We started talking about names last week and are continuing the conversation as we build our community together.
We’ve continued reading great books together,
and discussing the importance of our names and how they tell something about us as people. They are the first words we learn, they are letters we know, and they connect us to people in our families and our pasts. They are OURS!!
We worked on name building challenges as well, with inch tiles and with Legos (thanks for that idea, Ms. Lewis!), and we were able to document our work with our iPads (thanks Kirkwood School District!). We are learning more about how to show what we know, use GRIT when things are hard, share our ideas and questions with our friends, ask someone else before the teacher, and how to send that documentation (pictures, notes, etc.) to Mrs. Bearden in eBackpack. Seems simple, but it’s hard work in Rm. 202!
Inch Tiles Name Challenge
Kiddos were to build their name with inch tiles. They were challenged to try their last name if they got their first name quickly. It was fun and interesting to watch how each kiddo came at this challenge differently, which tiles they used and if they used capital or lowercase letters. They took pictures of their work when they were finished.

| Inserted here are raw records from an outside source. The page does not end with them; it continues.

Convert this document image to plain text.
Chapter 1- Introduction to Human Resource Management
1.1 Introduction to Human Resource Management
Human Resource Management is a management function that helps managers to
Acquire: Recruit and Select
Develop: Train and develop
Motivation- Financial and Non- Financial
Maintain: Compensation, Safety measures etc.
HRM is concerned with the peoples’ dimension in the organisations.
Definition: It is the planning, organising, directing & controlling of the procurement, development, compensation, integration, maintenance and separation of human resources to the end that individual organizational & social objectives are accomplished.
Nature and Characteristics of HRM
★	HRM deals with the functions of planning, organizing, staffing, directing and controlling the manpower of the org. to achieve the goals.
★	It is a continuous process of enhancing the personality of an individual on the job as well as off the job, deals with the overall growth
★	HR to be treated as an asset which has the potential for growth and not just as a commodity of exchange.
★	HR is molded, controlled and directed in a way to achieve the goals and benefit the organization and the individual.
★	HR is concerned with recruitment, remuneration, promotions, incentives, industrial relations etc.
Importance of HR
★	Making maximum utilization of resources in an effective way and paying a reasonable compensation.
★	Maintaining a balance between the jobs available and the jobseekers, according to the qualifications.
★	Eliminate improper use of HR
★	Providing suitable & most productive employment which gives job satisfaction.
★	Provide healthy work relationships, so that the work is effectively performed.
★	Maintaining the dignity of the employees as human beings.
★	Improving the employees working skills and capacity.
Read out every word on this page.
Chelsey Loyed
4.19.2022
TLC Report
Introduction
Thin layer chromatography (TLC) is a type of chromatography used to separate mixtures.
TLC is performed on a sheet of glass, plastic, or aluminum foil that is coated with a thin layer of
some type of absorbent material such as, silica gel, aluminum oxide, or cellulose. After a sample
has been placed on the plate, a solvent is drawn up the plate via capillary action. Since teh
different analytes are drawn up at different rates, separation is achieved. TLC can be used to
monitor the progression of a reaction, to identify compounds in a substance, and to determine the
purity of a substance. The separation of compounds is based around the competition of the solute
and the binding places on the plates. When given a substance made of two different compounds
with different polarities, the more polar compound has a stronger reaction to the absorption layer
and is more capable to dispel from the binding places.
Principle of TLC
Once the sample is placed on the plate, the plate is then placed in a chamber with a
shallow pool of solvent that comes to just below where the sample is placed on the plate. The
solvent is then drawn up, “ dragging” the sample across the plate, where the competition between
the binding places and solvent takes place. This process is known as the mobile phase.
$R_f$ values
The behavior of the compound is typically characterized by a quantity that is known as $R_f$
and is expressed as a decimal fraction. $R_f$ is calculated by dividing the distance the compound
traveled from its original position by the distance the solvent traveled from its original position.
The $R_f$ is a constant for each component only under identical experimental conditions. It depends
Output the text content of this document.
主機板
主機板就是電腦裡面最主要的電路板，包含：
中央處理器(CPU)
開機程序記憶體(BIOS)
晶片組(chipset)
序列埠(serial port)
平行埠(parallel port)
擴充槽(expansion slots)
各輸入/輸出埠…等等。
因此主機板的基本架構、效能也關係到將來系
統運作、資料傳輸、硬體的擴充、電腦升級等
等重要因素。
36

Lego Name Building Challenge
This time learners were challenged to build their name with Legos (one, two or all three–or four–of their names!). Then they were to have a friend take their picture with their creation. We’re still learning to take photos, so some of them are a little blurry. 🙂 The most interesting thing to me about this challenge was how many kiddos build their names in 2D, just putting the Legos flat on the table or floor, rather than 3D, putting them together and building their names UP instead of out (but yes, you will see in the pictures that a few friends tried it that way!). There were no specifications related to this, but I will probably add that parameter for everyone next time. 🙂
I have to take a minute and highlight a strategy that we discovered during our Lego building. I went over to Kaiden at one point and saw this:
If you can tell, he had only built the LAST four letters of his name. I asked him to tell me about his thinking and he told me:
We had to stop the rest of the class and have him share his thinking–this was a great example of what to do when you’re stuck, when you want to quit or you don’t know where to start: do the part you DO know how to do and keep thinking about the part you DON’T YET know how to do. Often you’ll figure it out while you’re working. GREAT JOB OF USING GRIT, KAIDEN!!